Una successiva simulazione al computer dell’intervento permette inoltre, grazie a un algoritmo, di prevedere i possibili problemi che possono determinarsi, consentendo una più attenta pianificazione della procedura.

I due ragazzi che hanno sperimentato l’impianto della protesi valvolare di ultimissima generazione hanno evitato la degenza in Terapia Intensiva, tipica di queste operazioni; la dimissione è stata inoltre estremamente rapida, a soli 3 giorni dall’intervento, a fronte di una degenza media di 2 settimane con l’intervento tradizionale.

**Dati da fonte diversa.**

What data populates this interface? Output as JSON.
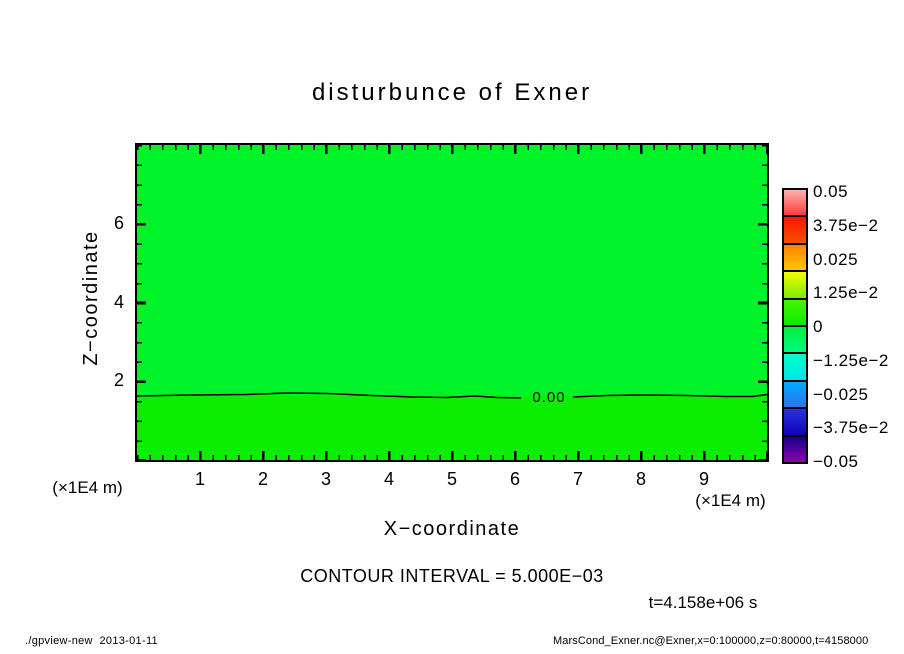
{
  "title": "disturbunce of Exner",
  "chart_data": {
    "type": "heatmap",
    "subtype": "filled-contour-plot",
    "title": "disturbunce of Exner",
    "xlabel": "X−coordinate",
    "ylabel": "Z−coordinate",
    "x_unit_label": "(×1E4 m)",
    "xlim": [
      0,
      10
    ],
    "ylim": [
      0,
      8
    ],
    "x_ticks": [
      1,
      2,
      3,
      4,
      5,
      6,
      7,
      8,
      9
    ],
    "y_ticks": [
      2,
      4,
      6
    ],
    "x_minor_step": 0.2,
    "y_minor_step": 0.5,
    "field_description": "Exner disturbance nearly zero everywhere; single 0.00 contour line running horizontally at z ≈ 1.7 (×1E4 m)",
    "zero_contour_z": 1.7,
    "contour_label": "0.00",
    "contour_interval_text": "CONTOUR INTERVAL = 5.000E−03",
    "time_label": "t=4.158e+06 s",
    "region_colors": {
      "above_contour": "#00f228",
      "below_contour": "#0cee00"
    }
  },
  "colorbar": {
    "min": -0.05,
    "max": 0.05,
    "labels": [
      "0.05",
      "3.75e−2",
      "0.025",
      "1.25e−2",
      "0",
      "−1.25e−2",
      "−0.025",
      "−3.75e−2",
      "−0.05"
    ],
    "block_gradients": [
      [
        "#ffb0b0",
        "#ff3c3c"
      ],
      [
        "#ff1400",
        "#f55000"
      ],
      [
        "#ff8200",
        "#ffc800"
      ],
      [
        "#f0ff00",
        "#7deb00"
      ],
      [
        "#46f500",
        "#0aeb00"
      ],
      [
        "#00f03c",
        "#00fa82"
      ],
      [
        "#00ffc8",
        "#00e6e6"
      ],
      [
        "#00aaff",
        "#2d73f0"
      ],
      [
        "#2832e6",
        "#1400b4"
      ],
      [
        "#14008c",
        "#8c00aa"
      ]
    ]
  },
  "footer": {
    "left": "./gpview-new  2013-01-11",
    "right": "MarsCond_Exner.nc@Exner,x=0:100000,z=0:80000,t=4158000"
  }
}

Importanti prospettive future

Al Bambino Gesù ci sono già altri ragazzi pronti per la prossima sessione di interventi.
«È possibile prevedere», ha sostenuto il dott. Butera, «che in Italia almeno un centinaio di pazienti all’anno potranno beneficiare di questa tecnologia con notevole riduzione dell’impatto anche sul SSN ma, soprattutto, con una notevole riduzione del dolore fisico e psicologico e dei rischi per i nostri ragazzi e grande soddisfazione per le famiglie».

La prospettiva è quindi quella di ampliare il numero di pazienti cui poter offrire un intervento mininvasivo, potendo comprendere al meglio la loro eleggibilità anche grazie a tecniche di imaging e simulazione 3D.